Originally I'd planned to do an Azincourt themed diorama - with muddy ground and dirt-covered men all around. But, as you might know, I'm actually not a huge fan of this so called 'battle damage' effects. At least all my experiments to date have failed and consequently spoilt some painfully painted miniatures.
Therefore - and for the army's shifted setting - I will stick to dry ground here: Dust normally becomes visible on polished armour and clothing only after a while (at least from a distance). So I'd call this one solved.

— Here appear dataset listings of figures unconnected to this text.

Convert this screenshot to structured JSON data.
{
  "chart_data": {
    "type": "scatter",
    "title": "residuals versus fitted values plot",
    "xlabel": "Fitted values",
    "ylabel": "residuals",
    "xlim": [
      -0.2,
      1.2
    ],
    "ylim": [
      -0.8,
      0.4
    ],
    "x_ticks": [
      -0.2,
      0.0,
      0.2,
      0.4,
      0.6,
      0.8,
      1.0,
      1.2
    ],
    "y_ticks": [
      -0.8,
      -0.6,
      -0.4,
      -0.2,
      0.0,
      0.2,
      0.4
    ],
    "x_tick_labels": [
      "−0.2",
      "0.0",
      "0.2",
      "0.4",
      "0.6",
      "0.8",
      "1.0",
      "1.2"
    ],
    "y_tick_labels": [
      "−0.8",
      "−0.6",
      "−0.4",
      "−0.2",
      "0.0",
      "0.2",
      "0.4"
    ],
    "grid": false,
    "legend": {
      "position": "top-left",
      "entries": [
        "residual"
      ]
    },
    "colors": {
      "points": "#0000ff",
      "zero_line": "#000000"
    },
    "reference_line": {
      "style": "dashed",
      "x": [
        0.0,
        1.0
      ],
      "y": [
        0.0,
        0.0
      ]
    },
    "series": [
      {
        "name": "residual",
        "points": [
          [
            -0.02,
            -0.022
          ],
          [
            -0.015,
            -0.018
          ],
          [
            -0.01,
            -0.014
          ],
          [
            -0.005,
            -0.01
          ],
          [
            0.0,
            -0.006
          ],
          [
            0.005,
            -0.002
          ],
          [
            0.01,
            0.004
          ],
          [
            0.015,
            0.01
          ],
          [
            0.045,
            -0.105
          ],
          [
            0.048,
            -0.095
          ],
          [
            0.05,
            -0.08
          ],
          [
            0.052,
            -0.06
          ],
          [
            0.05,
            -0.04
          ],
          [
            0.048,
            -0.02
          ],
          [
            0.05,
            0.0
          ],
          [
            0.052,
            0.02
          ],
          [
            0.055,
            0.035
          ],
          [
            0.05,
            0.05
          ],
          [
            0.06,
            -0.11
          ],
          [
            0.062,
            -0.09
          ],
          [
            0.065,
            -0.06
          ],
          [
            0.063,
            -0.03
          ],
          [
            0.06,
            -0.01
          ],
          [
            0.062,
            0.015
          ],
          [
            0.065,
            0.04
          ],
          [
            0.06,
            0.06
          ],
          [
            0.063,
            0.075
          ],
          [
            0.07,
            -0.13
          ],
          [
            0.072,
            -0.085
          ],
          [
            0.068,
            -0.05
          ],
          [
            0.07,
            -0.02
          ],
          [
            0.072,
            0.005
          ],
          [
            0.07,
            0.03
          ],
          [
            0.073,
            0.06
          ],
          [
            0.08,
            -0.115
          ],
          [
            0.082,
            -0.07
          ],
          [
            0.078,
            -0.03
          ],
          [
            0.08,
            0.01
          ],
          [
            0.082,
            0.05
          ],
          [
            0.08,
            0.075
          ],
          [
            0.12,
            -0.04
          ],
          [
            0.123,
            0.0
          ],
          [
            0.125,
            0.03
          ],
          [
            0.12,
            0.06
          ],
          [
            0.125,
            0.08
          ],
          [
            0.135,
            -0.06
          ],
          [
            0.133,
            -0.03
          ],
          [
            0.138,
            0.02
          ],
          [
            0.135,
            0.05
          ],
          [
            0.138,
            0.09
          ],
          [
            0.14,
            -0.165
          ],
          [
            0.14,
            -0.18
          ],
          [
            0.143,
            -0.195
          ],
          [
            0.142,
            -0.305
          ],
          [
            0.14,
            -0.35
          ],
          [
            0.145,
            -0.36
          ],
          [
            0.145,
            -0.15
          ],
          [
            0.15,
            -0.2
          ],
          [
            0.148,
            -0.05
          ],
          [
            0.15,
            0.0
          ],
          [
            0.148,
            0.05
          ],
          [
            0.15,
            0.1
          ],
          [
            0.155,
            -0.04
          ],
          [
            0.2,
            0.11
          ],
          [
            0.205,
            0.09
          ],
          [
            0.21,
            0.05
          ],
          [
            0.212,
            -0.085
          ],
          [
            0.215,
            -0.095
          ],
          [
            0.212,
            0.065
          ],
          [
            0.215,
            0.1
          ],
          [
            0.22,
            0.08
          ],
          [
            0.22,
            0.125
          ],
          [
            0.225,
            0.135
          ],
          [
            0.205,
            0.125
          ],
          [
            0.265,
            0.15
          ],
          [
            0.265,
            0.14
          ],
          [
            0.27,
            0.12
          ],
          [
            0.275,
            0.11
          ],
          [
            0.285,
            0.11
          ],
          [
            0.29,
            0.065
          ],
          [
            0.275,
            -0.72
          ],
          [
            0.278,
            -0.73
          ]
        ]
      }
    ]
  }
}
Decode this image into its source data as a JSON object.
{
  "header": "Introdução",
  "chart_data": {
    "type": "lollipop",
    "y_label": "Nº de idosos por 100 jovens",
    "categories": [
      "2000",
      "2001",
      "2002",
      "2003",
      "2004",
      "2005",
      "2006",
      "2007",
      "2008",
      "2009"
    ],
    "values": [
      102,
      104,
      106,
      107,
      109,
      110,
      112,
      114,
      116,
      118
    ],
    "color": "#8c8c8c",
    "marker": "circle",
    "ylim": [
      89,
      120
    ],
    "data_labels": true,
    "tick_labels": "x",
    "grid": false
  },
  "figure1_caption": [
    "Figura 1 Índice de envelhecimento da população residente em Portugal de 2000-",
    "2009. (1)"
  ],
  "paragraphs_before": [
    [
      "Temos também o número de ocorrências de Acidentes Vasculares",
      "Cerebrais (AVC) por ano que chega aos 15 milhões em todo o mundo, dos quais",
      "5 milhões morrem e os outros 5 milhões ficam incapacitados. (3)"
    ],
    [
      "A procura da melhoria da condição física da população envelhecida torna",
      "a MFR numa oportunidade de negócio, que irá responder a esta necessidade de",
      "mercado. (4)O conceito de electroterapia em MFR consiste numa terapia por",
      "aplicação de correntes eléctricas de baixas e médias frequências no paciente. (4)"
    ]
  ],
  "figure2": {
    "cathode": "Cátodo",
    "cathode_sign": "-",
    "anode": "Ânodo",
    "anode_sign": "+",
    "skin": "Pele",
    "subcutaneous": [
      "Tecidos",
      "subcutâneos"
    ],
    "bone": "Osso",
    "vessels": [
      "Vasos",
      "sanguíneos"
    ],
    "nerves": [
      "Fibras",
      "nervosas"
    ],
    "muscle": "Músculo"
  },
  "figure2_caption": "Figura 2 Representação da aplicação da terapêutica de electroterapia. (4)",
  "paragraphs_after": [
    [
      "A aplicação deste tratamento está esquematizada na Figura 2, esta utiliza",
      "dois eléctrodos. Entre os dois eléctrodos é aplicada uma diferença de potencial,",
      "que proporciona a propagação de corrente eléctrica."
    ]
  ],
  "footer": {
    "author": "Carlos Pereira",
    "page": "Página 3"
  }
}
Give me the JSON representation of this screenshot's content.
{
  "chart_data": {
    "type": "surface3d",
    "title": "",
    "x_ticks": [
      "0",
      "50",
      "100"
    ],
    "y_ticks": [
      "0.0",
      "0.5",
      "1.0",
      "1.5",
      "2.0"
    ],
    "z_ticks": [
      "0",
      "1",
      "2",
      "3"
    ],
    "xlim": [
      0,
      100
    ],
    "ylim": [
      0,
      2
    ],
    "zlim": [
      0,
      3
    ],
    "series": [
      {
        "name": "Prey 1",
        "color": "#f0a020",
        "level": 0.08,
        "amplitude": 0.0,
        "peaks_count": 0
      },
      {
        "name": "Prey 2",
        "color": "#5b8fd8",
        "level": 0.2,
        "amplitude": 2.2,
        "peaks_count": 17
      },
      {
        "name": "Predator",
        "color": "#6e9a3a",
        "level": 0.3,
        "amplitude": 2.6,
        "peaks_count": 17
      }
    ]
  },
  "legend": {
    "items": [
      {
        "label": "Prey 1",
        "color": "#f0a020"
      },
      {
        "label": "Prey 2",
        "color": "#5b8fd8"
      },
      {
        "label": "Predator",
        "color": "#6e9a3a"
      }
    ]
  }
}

The diorama approach allows for some story-telling. I've kept it low here since this is my first trial to get the hang. Anyway, I wanted this unit to portray some knightly attitudes: So there are the impetuous warriors rushing forward on the right. There are the loyal fellows who prevent the enemies from looting their - perhaps not-yet-dead - fallen comrade. There are the cool-minded professionals of war in the back reviewing the situation from an improvised commander's hill.
Furthermore the wavering formation is a resemblance of the Austrian dismounted knights at Sempach who eventually collapsed under the Swiss onslaught. Hopefully not a bad omen for this unit...
All in all, I'm quite happy how these things turned out.
Some might notice a serious lack of flags. Medieval armies in particular were known for their flaunting colourful standards, and surely this look makes for some attraction of this period among wargamers and painters. Let me assure you: It's no mistake, rather a deliberate decision to spare these things for a set of markers, which I'll make for every single unit. Adepts of the Impetus rules might already have a guess, others should wait and see.
Now, only another ten to twelve units to go... ouch!
Painted February to March 2010. Models by Perry Miniatures.